Le due foto in copertina, a prima vista, sono identiche? Sembrerebbe di sì, ma la realtà è un'altra. Se capovolgiamo le immagini vediamo chiaramente che i volti non sono uguali e che uno dei due presenta delle modifiche: gli occhi e la bocca sono ribaltati. Il fenomeno che mette in crisi il nostro cervello è noto come effetto Thatcher o Thatcher Illusion. È stato mostrato per la prima volta nel 1980 dal professore dell'Università di York e psicologo Peter Thompson, che aveva preso come "cavia" l'allora Primo Ministro britannico Margaret Thatcher. L'esperimento con le immagini Thatcherizzate serve a comprendere come il nostro cervello elabora i volti e le espressioni attivando specifiche aree di competenza.
Come funziona l’effetto Tatcher e perché succede
Ecco come funziona l'illusione ottica. Vengono mostrate due foto di un viso a testa in giù. Entrambe al primo sguardo sembrano normali. Tuttavia, in una delle due foto gli occhi e la bocca sono ruotati di 180° rispetto al resto del viso. Finché l'immagine è capovolta, il cervello non nota quasi nulla di strano – tranne qualche piccola differenza. Ma se si ruota la foto e la si guarda dritta, il viso "thatcherizzato" appare grottesco e deformato.

L'effetto Thatcher dimostra come il cervello si è evoluto per elaborare i volti umani. Normalmente, il cervello non guarda un volto analizzando naso, bocca e occhi separatamente ma elabora il viso nel suo insieme con un approccio "olistico", come un tutt'uno – non riducibile alla somma delle sue parti. Quando un volto viene capovolto, però, questo sistema di riconoscimento d'insieme smette di funzionare. Il cervello inizia a elaborare "per dettagli" analizzando i singoli pezzi isolatamente. In questo processo si limita a "controllare" gli occhi, la bocca e il naso ci siano non a come siano orientati o disposti.

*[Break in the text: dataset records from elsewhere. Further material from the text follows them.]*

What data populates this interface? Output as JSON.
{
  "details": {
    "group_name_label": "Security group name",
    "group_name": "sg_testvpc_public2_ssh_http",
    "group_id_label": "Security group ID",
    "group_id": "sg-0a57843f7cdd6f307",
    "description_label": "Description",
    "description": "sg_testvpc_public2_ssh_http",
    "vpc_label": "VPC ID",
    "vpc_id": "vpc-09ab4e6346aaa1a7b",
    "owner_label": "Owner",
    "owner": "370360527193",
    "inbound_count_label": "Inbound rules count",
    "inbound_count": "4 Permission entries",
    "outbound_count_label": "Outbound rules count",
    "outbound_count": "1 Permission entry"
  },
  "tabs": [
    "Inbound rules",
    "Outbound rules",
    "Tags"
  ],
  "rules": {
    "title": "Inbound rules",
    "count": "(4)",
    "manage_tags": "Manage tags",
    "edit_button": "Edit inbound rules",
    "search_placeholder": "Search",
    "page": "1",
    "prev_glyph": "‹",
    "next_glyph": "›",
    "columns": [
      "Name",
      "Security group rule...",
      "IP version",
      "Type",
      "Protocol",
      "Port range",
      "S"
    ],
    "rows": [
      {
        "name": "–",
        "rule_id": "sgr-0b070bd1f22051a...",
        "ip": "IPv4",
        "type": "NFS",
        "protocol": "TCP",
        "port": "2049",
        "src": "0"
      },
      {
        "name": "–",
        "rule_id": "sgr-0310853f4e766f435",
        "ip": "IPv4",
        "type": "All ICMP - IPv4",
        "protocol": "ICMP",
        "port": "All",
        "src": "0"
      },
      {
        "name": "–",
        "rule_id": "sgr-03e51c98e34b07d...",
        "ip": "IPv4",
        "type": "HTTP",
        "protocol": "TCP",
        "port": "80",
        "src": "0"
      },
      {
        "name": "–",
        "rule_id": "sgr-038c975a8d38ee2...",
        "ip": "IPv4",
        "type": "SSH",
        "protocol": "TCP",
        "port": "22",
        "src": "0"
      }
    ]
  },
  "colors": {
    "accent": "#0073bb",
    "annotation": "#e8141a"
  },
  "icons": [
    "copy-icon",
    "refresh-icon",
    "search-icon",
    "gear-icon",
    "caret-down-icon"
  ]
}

Le aree del cervello coinvolte: lo studio
Uno studio che ha coinvolto il professor Thompson pubblicato su Psychological Science ha indagato tramite risonanza magnetica funzionale (fMRI) cosa succede a livello neurologico quando si visualizzano queste immagini. I partecipanti, sottoposti sia a test comportamentali che a tecniche di imaging, riuscivano facilmente a distinguere un volto normale da uno "thatcherizzato" quando le immagini erano dritte, ma questa capacità diminuiva quando le immagini venivano presentate capovolte. Nel test sono state utilizzate le immagini di volti noti dello spettacolo come Britney Spears, Natalie Portman, Angelina Jolie, Claudia Schiffer, Jessica Simpson e Cheryl Cole.

I risultati hanno mostrato differenti attivazioni di specifiche aree del cervello a seconda dell'immagine visualizzata dal tester. In particolare, hanno registrato un'attività aumentata quando veniva mostrato il passaggio da un volto normale a uno thatcherizzato del solco temporale superiore (STS) – un'area del cervello nota per elaborare le espressioni facciali e le dinamiche sociali.
I volti dritti vengono elaborati dall'area fusiforme facciale (FFA), un'area specializzata per il riconoscimento delle facce e dei dettagli. Tuttavia, quando un viso è capovolto, la FFA non si attiva e passa il riconoscimento ad altre aree cerebrali abili al riconoscimento generico degli oggetti. Non essendo specializzate nell'identificazione dei volti, non riescono a percepire che gli occhi e la bocca sono capovolti.